Девушка в розовом платье так и впивается глазами в брюнета… Тот говорит о вечной любви, о бесполезных и вышедших из моды обрядностях, без которых хорошо люди живут, о взаимном труде, о…
Этот сон сменяется новым…
Шумная улица многолюдной столицы, голубой свет электрических фонарей. Она стоит у роскошного отеля и смотрит в окна. А там, сквозь зеркальные стекла, видны кружащиеся в вальсе пары и между ними знакомые двухэтажные глаза и выхоленные усики над ярко-красными губами.

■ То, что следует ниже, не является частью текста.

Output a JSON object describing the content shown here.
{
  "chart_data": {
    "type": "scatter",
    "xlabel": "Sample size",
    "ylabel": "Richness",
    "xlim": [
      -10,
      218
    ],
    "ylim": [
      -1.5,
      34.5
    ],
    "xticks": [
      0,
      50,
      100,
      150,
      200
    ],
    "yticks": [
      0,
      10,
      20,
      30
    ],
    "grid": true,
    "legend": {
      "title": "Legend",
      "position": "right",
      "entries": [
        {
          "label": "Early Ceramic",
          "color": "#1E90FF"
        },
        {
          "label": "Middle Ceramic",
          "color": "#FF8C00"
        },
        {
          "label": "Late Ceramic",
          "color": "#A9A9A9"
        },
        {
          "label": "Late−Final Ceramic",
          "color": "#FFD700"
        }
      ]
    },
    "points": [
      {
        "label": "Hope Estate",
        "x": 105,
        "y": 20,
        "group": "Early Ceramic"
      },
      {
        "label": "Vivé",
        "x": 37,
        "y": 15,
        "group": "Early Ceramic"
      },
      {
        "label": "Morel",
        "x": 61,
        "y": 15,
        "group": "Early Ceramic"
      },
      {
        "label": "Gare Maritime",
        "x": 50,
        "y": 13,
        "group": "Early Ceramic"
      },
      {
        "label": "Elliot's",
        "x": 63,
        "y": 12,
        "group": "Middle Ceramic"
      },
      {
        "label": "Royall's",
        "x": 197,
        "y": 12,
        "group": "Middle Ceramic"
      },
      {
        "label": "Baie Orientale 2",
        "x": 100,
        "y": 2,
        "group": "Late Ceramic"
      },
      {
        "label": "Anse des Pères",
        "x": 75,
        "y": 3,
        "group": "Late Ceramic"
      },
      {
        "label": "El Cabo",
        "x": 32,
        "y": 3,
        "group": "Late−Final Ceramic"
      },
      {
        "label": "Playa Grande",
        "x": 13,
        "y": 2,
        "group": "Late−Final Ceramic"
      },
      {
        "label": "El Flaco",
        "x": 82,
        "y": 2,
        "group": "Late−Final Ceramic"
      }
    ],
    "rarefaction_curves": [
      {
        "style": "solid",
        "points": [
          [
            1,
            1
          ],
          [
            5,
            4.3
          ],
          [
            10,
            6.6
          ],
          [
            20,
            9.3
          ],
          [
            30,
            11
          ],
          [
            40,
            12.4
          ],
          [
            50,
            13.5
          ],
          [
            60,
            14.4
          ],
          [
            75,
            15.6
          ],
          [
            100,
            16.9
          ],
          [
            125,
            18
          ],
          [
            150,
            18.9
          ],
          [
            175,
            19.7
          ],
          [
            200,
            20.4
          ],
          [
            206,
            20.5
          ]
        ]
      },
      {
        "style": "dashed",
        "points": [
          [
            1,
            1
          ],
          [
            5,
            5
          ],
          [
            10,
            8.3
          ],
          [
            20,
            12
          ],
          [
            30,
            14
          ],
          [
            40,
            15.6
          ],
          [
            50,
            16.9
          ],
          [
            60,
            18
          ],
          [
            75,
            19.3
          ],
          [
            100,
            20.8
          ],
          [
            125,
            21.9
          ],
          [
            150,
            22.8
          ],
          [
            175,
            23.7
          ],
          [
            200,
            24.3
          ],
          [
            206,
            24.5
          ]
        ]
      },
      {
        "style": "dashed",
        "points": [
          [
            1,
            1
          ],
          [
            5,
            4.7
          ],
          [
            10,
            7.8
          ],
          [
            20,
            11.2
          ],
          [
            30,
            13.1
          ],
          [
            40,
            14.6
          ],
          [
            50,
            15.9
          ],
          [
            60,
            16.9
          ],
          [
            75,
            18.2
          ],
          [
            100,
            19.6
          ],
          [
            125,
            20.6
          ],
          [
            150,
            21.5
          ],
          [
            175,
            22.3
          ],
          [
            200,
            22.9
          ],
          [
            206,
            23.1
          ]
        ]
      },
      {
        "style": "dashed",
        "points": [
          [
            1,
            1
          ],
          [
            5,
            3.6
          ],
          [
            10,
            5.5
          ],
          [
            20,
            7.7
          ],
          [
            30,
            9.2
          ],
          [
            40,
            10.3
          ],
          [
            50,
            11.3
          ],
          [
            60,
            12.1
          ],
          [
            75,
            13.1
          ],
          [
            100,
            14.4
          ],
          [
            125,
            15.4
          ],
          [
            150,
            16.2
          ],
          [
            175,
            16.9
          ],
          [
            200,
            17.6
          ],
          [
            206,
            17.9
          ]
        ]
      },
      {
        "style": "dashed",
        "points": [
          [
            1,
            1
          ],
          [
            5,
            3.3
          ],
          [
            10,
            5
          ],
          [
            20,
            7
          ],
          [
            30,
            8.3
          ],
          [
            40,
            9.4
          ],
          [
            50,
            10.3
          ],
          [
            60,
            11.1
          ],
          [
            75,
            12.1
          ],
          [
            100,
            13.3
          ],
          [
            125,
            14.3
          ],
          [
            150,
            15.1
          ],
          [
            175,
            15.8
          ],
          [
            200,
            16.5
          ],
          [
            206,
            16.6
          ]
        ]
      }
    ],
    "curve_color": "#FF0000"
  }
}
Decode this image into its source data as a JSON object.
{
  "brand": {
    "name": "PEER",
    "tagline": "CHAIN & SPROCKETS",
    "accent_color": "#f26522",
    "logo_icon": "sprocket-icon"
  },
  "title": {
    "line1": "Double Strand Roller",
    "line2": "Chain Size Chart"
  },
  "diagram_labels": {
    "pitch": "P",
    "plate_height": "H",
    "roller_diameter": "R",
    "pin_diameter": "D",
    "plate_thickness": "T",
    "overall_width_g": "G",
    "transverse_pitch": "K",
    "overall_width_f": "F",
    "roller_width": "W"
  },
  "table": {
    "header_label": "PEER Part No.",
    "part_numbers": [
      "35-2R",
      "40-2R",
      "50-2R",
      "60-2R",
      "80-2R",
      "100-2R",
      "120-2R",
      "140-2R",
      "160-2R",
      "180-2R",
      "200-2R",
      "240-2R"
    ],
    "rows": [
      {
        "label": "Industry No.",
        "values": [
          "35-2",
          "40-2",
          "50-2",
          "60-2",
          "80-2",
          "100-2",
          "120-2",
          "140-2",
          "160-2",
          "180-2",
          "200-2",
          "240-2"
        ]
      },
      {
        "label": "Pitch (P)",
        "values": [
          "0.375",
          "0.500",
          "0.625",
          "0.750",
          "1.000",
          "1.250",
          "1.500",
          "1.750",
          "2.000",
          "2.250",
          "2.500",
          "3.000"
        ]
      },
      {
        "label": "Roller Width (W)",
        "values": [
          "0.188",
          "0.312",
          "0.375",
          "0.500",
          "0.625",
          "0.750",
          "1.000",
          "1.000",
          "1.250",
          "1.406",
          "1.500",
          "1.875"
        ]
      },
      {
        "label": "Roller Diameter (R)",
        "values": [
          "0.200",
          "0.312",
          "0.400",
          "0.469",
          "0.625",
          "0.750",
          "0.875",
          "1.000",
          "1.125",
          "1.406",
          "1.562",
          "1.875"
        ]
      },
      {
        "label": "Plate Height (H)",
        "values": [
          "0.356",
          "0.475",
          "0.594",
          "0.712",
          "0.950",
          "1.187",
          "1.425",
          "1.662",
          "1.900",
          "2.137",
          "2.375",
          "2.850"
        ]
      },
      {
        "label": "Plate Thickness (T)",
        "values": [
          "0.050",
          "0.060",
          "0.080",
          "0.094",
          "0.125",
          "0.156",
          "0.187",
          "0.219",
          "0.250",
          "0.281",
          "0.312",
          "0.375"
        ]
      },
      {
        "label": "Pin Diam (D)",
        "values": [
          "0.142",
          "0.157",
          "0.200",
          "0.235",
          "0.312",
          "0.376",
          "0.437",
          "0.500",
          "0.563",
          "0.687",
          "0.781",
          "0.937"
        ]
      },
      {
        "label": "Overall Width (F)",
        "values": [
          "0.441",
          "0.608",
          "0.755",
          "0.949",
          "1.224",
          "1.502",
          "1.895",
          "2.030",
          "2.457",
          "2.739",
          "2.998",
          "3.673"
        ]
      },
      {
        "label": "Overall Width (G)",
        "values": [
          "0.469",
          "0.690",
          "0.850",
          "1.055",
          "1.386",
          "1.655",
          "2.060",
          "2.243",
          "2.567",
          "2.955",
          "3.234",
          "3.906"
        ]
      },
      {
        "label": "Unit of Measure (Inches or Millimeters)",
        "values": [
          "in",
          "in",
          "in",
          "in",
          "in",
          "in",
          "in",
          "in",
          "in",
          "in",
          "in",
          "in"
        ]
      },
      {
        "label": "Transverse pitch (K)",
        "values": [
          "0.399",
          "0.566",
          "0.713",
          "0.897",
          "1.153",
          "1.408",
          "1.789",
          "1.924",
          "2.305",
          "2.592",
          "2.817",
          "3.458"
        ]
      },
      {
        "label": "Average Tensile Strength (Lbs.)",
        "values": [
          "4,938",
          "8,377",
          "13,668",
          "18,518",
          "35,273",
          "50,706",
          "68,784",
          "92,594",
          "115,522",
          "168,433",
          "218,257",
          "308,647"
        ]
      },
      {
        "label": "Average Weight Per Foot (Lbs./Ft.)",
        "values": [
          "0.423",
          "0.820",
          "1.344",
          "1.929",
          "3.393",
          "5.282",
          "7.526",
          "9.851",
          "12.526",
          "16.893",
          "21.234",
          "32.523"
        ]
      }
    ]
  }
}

У него та же улыбка, то же заискивающее выражение глаз, как было тогда в саду.
Она вспоминает выражение его глаз совершенно другое…
Глаза его начали меняться уже в вагоне, по дороге в столицу, куда они вдвоем, в отдельном купе, ехали искать, как он говорил там, в саду, «света знаний, истины и труда».
Все чаще и чаще с того времени стал являться этот взгляд вместо прежнего ласкающего, затем тон голоса перешел сначала в небрежный, а потом в грубый…
Только раз по прибытии в столицу она видела его прежнюю улыбку, прежний взгляд.
В этот день ее золотую медаль, этот желтый кружочек в коробочке, которому так все завидовали в актовом зале, он унес куда-то и явился вечером в щегольской черной паре, а затем начал исчезать из номера с утра и приходить ночью…
Из заискивающего прежде он сделался окончательно гордым, недоступным, злым.